A team that looked dead as disco in mid-March made some key trades and notable changes in on-ice strategy, surged into the postseason, and nearly knocked off the defending Stanley Cup champs after a first round sweep. That roster has essentially returned in full, with a few tweaks. Are the Sharks a better club than the one that played seven tough games against Los Angeles, or have they taken a step back?
How the Sharks have improved:
1) Is there a better third line center in the NHL than Joe Pavelski? The Sharks historically put an emphasis on the center position, and having Joe Thornton, Logan Couture and Pavelski down the middle should give San Jose a balanced and dynamic attack. The versatile Pavelski will also see time on a top power play unit that can be nearly unstoppable when it’s on its game, and Couture looks primed to make a run at the 40-goal plateau. Thornton is, well, Joe Thornton, and he’ll surely be among the team’s scoring leaders.
2) Tyler Kennedy was the only notable addition to the Sharks as far as NHL veterans go, joining the Sharks when the club sent a second round pick to the Pittsburgh Penguins for the 27-year-old winger. Kennedy fell out of favor with the Penguins’ coaching staff for some reason, but already looks like a good fit in San Jose, and his style of play should mesh well in a second or third line role. He essentially takes the place of TJ Galiardi, who improved incrementally as last season went along, but was much too inconsistent. Galiardi was traded to Calgary.
3) Rookie Tomas Hertl also appears to have locked up a top line role, and after two years of playing with men much older and more mature than him in the Czech league, the hope is that he is ready for the rigors of an NHL season. Should the six-foot-one, 210-pound Hertl stay on the left wing of Thornton and Brent Burns, his name will be among preseason Calder Trophy candidates.
How the Sharks have regressed:
1) Raffi Torres’ absence to start the season will be felt. Suddenly, the Sharks are a little slower and not quite as mean with Torres unable to provide his trademark brand of hockey. The Sharks were already thin at the wing position when training camp opened, and now they will either have to go with a middling veteran or unproven youngster to take Torres’ place.
2) Antti Niemi will once again be counted on to play as often as any goaltender in the league, just the way he likes it. But when Niemi needs a breather (or misses any time due to injury), the Sharks will have to go with either Alex Stalock or Harri Sateri.

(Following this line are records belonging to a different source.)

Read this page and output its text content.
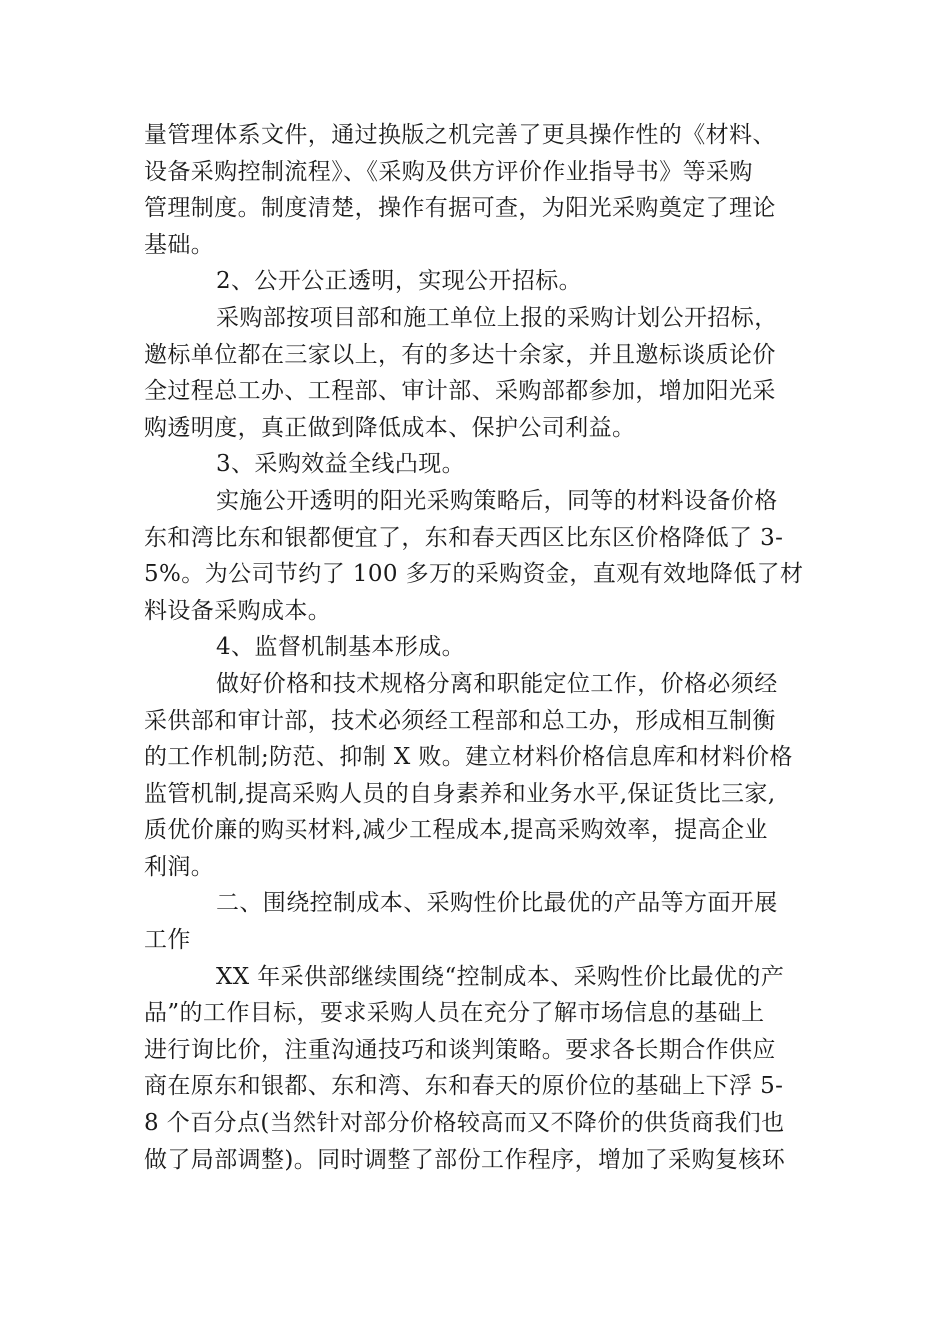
量管理体系文件，通过换版之机完善了更具操作性的《材料、
设备采购控制流程》、《采购及供方评价作业指导书》等采购
管理制度。制度清楚，操作有据可查，为阳光采购奠定了理论
基础。
2、公开公正透明，实现公开招标。
采购部按项目部和施工单位上报的采购计划公开招标，
邀标单位都在三家以上，有的多达十余家，并且邀标谈质论价
全过程总工办、工程部、审计部、采购部都参加，增加阳光采
购透明度，真正做到降低成本、保护公司利益。
3、采购效益全线凸现。
实施公开透明的阳光采购策略后，同等的材料设备价格
东和湾比东和银都便宜了，东和春天西区比东区价格降低了 3-
5%。为公司节约了 100 多万的采购资金，直观有效地降低了材
料设备采购成本。
4、监督机制基本形成。
做好价格和技术规格分离和职能定位工作，价格必须经
采供部和审计部，技术必须经工程部和总工办，形成相互制衡
的工作机制;防范、抑制 X 败。建立材料价格信息库和材料价格
监管机制,提高采购人员的自身素养和业务水平,保证货比三家,
质优价廉的购买材料,减少工程成本,提高采购效率，提高企业
利润。
二、围绕控制成本、采购性价比最优的产品等方面开展
工作
XX 年采供部继续围绕“控制成本、采购性价比最优的产
品”的工作目标，要求采购人员在充分了解市场信息的基础上
进行询比价，注重沟通技巧和谈判策略。要求各长期合作供应
商在原东和银都、东和湾、东和春天的原价位的基础上下浮 5-
8 个百分点(当然针对部分价格较高而又不降价的供货商我们也
做了局部调整)。同时调整了部份工作程序，增加了采购复核环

The organization is high on both players, but no one can predict what kind of success either will have at the NHL level, as goaltenders are often the hardest players to speculate upon. It will be trial by fire for whichever player earns the backup position.
3) Finally, while the Sharks have some promising young players like Couture and Marc-Edouard Vlasic, this is still primarily a veteran club. That includes Thornton, 34, Patrick Marleau, 34, and Dan Boyle, 37. The Sharks’ three highest paid players are still effective, but at some point they will start to slow down, if they haven’t already. If that happens in 2013-14, the Sharks are in trouble. If that trio continues to play at a high level, it could be an exhilarating hockey season in the Bay Area.